Friday, 24 May 2013

Rare Diseases : Paraneoplastic Neurologic Syndromes (PNS)

 Paraneoplastic Neurologic Syndromes (PNS)

Paraneoplastic neurologic syndromes (PNS) are a group of conditions that affect the nervous system (brain, spinal cord, nerves and/or muscles) in patients with cancer. The term "paraneoplastic" means that the neurological syndrome is not caused by the tumor itself, but by the immunological reactions that the tumor produces. It is believed that the body’s normal immunological system interprets the tumor as an invasion. When this occurs, the immunological system mounts an immune response, utilizing antibodies and lymphocytes to fight the tumor. The end result is that the patient’s own immune system can cause collateral damage to the nervous system, which can sometimes be severe. In many patients, the immune response can cause nervous system damage that far exceeds the damage done to the tumor. The effects of PNS can remit entirely, although there can also be permanent effects.

Epidemiology

PNS are rare diseases occurring in less than about 0.01% of patients with cancer. Only the Lambert-Eaton myasthenic syndrome is relatively frequent, occurring in about 1% of patients with small-cell lung cancer  
Classes : 

* Endocrine - can be related to : 
                          > Cushing`s Syndrome
                          > Syndrome of Inappropriate Anti-Diuretic Hormone
                          > Hypercalcemia
                          > Hypoglycemia
                          > Carcinoid Hormone
                          > Polycythemia 
                          > Hyperaldosteronism 

* Neurological - can be related to :
                    > Lambert-Eaton myasthenic syndrome (LEMS)
                    > Paraneoplastic cerebellar degeneration
                    > Encephalomyelitis
                    > Limbic encephalitis
                    > Brainstem encephalitis
                    >Paraneoplastic Opsoclonus (involving eye movement)-Myoclonus
                    > Anti-NMDA receptor encephalitis
                    > Polymyositis


Diagnosis and management

PNS may affect any part of the central and peripheral nervous system, the neuromuscular junction and muscle. They can be isolated or occur in association. An important point to keep in mind is that none of these disorders are specifically paraneoplastic, as each disorder can also occur in patients without cancer. The incidence of malignancy in patients with potential PNS varies depending on the disorder and ranging from 5 to 60%. In almost 80% of patients, the PNS antedates the diagnosis of cancer by several months to several years.
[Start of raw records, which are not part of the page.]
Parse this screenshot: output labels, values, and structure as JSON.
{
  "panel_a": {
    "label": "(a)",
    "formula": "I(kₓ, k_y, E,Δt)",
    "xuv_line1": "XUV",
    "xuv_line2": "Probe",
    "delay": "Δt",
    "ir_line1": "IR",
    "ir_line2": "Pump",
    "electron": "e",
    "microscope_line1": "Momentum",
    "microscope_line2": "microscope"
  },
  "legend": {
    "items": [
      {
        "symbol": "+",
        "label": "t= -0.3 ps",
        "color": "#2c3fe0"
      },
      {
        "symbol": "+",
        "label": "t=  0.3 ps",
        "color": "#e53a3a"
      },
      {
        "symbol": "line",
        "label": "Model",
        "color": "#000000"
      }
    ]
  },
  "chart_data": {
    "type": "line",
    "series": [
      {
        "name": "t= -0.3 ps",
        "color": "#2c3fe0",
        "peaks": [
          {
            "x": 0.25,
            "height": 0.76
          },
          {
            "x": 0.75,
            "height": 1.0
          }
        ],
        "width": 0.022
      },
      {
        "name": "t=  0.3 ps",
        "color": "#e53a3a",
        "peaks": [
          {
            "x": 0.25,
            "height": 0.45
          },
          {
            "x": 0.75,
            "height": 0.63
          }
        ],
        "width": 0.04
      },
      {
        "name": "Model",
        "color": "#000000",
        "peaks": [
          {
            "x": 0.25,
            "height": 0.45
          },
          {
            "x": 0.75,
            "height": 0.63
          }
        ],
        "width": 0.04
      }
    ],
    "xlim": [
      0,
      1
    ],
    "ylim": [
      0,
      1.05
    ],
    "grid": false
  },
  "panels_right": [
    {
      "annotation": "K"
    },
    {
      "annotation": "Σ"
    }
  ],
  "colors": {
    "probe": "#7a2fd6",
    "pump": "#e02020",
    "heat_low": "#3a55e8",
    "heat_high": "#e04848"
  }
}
Most tumors are diagnosed within 4–6 months. It is accepted that the risk of cancer development decreases significantly two years after diagnosing PNS and becomes very low after four years. All these data explain why it is often difficult to recognize a given neurological disorder as paraneoplastic.

Treatment

The different subtypes of PNS are defined by the presence or the absence of paraneoplastic antibodies and the type of antibodies. Management and treatment should be tailored to each subtype. For example, patients with SCLC and PCA have different course of the neurological disorder, response to treatment, tumor prognosis and cause of death, according to the presence or the absence of Hu-Ab. Patients with Ma2-Ab generally develop limbic and brainstem encephalitis with testis tumors, but patients with Ma2-Ab and additional antibodies directed against other Ma proteins develop additional cerebellar symptoms and have tumors other than testis neoplasms. The mean survival time for patients with SCLC and CV2-Ab is 2.5 times longer than for patients with the same cancer, similar neurological symptoms and Hu-Ab. All these data suggest that the type of the immunological stimulation against the tumor can determine a specific course of the neurological disorder and give information of whether the immunological response against the tumor is more or less effective.
However, PNS rarely improves with immunomodulatory treatment as in the majority of cases the neurological symptoms are due to neuronal damage. The early and non-reversible destruction of neural structures by the inflammatory process accounts for both the severity of most PNS and for the usual ineffectiveness of immunomodulatory treatments. The best chance of at least stabilizing the syndrome is to induce a complete response of the tumor. Although immunotherapy is rarely effective, the use of intravenous immunoglobulins, steroids or plasmapheresis is indicated because a few patients have been reported to improve with these treatments. Patients with Tr-Ab and Ma2-Ab and testicular cancer are more likely to improve than those with other antibodies.